Environment setup

We will create an environment for Next-gen Kaldi that runs on CPU in this tutorial.

Note

Since the yesno dataset used in this tutorial is very tiny, training on CPU works very well for it.

If your dataset is very large, e.g., hundreds or thousands of hours of training data, please follow Installation to install icefall that works with GPU.

Create a virtual environment

virtualenv -p python3 /tmp/icefall_env

The above command creates a virtual environment in the directory /tmp/icefall_env. You can select any directory you want.

The output of the above command is given below:

Already using interpreter /usr/bin/python3
Using base prefix '/usr'
New python executable in /tmp/icefall_env/bin/python3
Also creating executable in /tmp/icefall_env/bin/python
Installing setuptools, pkg_resources, pip, wheel...done.
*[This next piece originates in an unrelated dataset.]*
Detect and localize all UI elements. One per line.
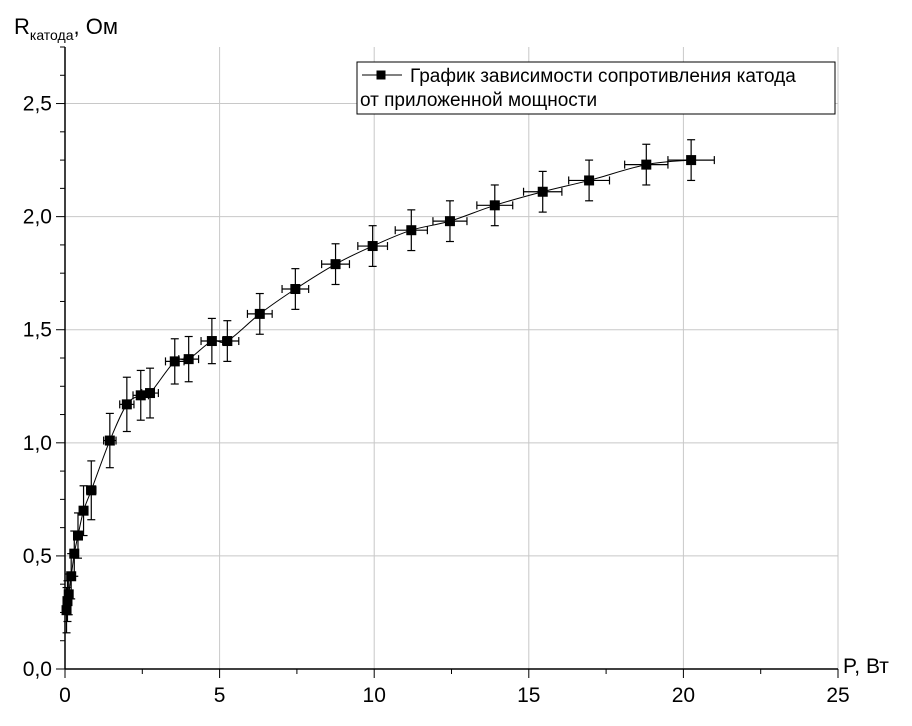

Now we can activate the environment using:

source /tmp/icefall_env/bin/activate

Install dependencies

Warning

Remeber to activate your virtual environment before you continue!

After activating the virtual environment, we can use the following command to install dependencies of icefall:

Hint

Remeber that we will run this tutorial on CPU, so we install dependencies required only by running on CPU.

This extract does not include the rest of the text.